What were the Doors?
They were a “rock” group with a drummer who spent much of his time in bossa nova beats like the one in “Break on Through.” They were led by a guy who probably wasn’t much different than Charles Manson, who sought musical fame in California at the same time as the Doors were operating there. Except that while Manson and Morrison were both disturbed, fanatical, and convinced of their messianic charisma, one was an unsightly, untalented monster; one was an angelically beautiful, miraculously talented bad boy.

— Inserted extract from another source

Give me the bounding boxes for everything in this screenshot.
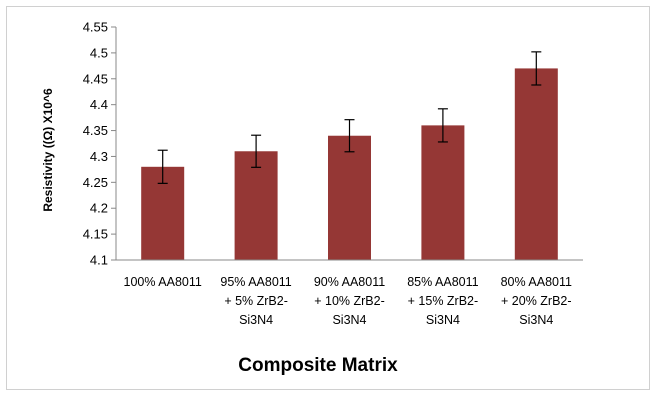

The Doors played music that wasn’t anything. It was just itself. I don’t want you to tell me anything else sounds “like” the Doors. That is an impossibility. It is either the Doors, or it is something that should be prosecuted to the full extent of the law. How can one organ, one guitar, one drum set, and one voice come together in such an unforeseen, uncontrived, unprecedented way? How could they not only be musical curiosities but also convey ideas that aspire to Byronic romanticism? How can a group that played on Ed Sullivan have a band name that derives from “The Marriage of Heaven and Hell” by William Blake?

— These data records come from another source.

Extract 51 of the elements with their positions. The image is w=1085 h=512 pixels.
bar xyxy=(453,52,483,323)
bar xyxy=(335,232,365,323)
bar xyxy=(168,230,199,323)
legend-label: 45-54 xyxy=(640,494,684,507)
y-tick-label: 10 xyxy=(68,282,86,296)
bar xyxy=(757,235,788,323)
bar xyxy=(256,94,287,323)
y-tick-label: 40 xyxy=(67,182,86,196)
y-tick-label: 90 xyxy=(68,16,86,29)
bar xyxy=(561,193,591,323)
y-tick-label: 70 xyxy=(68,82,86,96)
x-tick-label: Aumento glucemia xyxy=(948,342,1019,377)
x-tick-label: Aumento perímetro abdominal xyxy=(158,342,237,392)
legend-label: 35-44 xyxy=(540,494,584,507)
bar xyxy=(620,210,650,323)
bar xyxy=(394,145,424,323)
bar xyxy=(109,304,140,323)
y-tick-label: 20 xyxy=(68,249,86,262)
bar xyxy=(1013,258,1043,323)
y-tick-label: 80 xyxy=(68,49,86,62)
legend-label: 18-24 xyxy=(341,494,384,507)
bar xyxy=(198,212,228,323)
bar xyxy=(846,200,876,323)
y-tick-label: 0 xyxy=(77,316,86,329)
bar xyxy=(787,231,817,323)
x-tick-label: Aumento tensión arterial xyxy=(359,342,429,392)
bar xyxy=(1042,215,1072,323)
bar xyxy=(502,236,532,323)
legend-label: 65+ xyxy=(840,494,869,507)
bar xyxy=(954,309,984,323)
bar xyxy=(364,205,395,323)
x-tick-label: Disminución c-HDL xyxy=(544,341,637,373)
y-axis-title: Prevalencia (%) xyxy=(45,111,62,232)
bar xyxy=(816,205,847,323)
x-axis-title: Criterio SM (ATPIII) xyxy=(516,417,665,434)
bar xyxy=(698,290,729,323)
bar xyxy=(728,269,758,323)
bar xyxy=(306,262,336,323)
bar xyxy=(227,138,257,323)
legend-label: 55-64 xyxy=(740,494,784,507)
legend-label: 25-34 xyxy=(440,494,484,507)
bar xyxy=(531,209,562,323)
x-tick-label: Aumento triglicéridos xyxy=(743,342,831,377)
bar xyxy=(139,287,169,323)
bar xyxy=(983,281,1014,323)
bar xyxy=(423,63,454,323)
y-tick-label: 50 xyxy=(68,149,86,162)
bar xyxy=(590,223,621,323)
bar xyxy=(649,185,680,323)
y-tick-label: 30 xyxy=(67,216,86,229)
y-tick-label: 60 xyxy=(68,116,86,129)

What was going on back then?
Listen to this song!!! What is happening here? Can we ever un-hear this universally known singing melody, the one-of-a-kind croon of Jim Morrison, RIP? Can we ever go back to our daily, clinically responsible selves knowing that organ solo is out there, weird and perfect and proud of itself despite all the dreary pressures and violences that perpetually emanate from our species? Can we sit still knowing we destroyed this band’s career because during one of their cathartic, euphoric, sprawling, uncharted live shows, where they would weave in and out of extended versions of numbers like “Break on Through," seeking only to goad and challenge the audience with the power of sound, somebody complained?
Sometimes question marks are not punctuation; they are symbols.